I'm trying to build a system to collect data from some sensors on a bunch of Raspberry Pi 3.
In order to do that, I have created a docker-compose file with a bunch of services that I plan to distribute using Docker Swarm, but a few seconds after joining the worker node, using docker node ls
on the manager, I always find the worker node in status down
.
This is what I have already tried:
Initial setup used for testing:
- 2 Windows 11 PCs on the same local network
- Docker Desktop with WSL2 backend on both
- The first PC is a custom desktop connected via Ethernet
- The second is a Surface Pro 8 connected via WiFi
- Before every try, I opened the following ports on both PCs: 2377 TCP, 7946 TCP/UDP, 4789 UDP
First try (based on this guide):
- Run
docker swarm init
on the desktop PC - Run
docker run --rm -d -p 0.0.0.0:2378:2378 --name swarm-manager-proxy alpine/socat tcp-l:2378,fork,reuseaddr tcp:<IP-INIT>:2377
using the IP obtained with the first command (usually was 192.168.65.4) - Run
docker swarm join --token <TOKEN> <MANAGER-LOCAL-IP>:2378
on the SP8 using the IP of the desktop in the local network
Result: The connection succeeds, but after a few seconds, using docker node ls
, I find the worker node in down
status, and with docker node inspect <WORKER-ID>
, I find the heartbeat failure
status.
Second try: Swapped manager and worker PC, obtained the same results
Third try:
- Installed Ubuntu on the desktop PC
- Installed Docker following this guide till point 3
- Connected the SP8 as a worker
Result: Same as before
Fourth try: Reinstalled Docker Desktop on the SP8, same result as before
Fifth try: Swapped manager/worker role, using the alpine/socat container workaround on the SP8 (still with Ubuntu on the desktop)

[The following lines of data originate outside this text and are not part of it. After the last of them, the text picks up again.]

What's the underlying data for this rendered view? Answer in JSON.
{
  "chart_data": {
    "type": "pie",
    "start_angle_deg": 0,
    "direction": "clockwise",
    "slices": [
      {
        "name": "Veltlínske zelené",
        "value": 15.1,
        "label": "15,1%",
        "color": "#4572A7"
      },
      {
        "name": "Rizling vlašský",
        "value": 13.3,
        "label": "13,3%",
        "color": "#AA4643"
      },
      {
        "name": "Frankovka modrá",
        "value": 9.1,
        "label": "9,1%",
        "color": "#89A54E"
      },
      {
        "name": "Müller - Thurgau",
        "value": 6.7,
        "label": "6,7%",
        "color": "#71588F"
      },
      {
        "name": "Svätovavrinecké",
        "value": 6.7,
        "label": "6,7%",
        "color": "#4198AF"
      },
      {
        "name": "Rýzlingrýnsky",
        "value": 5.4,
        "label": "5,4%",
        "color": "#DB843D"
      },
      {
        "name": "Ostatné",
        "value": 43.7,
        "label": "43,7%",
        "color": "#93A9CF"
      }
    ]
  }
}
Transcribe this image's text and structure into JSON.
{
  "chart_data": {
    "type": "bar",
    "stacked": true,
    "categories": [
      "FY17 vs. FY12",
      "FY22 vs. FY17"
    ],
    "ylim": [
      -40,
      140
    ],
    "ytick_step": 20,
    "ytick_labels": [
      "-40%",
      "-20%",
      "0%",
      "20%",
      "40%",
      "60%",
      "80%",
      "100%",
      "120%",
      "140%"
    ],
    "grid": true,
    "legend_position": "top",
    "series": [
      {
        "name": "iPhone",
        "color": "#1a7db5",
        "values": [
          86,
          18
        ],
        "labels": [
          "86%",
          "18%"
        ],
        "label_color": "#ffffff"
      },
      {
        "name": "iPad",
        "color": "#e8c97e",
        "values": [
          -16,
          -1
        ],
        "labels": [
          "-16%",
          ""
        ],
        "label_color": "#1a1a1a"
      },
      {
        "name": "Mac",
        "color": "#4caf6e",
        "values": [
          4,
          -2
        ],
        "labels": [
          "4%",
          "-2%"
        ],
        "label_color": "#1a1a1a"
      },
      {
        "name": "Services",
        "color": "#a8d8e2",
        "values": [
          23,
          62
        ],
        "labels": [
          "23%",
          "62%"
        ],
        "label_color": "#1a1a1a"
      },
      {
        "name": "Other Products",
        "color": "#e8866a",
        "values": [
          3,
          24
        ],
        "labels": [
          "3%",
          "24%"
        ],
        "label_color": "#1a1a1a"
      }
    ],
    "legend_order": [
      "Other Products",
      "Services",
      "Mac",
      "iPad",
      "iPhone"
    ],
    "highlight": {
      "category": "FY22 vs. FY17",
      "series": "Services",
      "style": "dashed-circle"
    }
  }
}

Result: THE WORKER NODE (desktop) STAYS ACTIVE!
In this setup, I'm able to deploy a stack using a docker-compose file; the services get started correctly on the desired machines, but I was not able to verify if they are able to communicate via the overlay network.
So, at this point, I understand nothing about what is going on. Could someone explain to me if this is due to some limitations inside Docker Swarm using WSL2 or if I'm doing something wrong?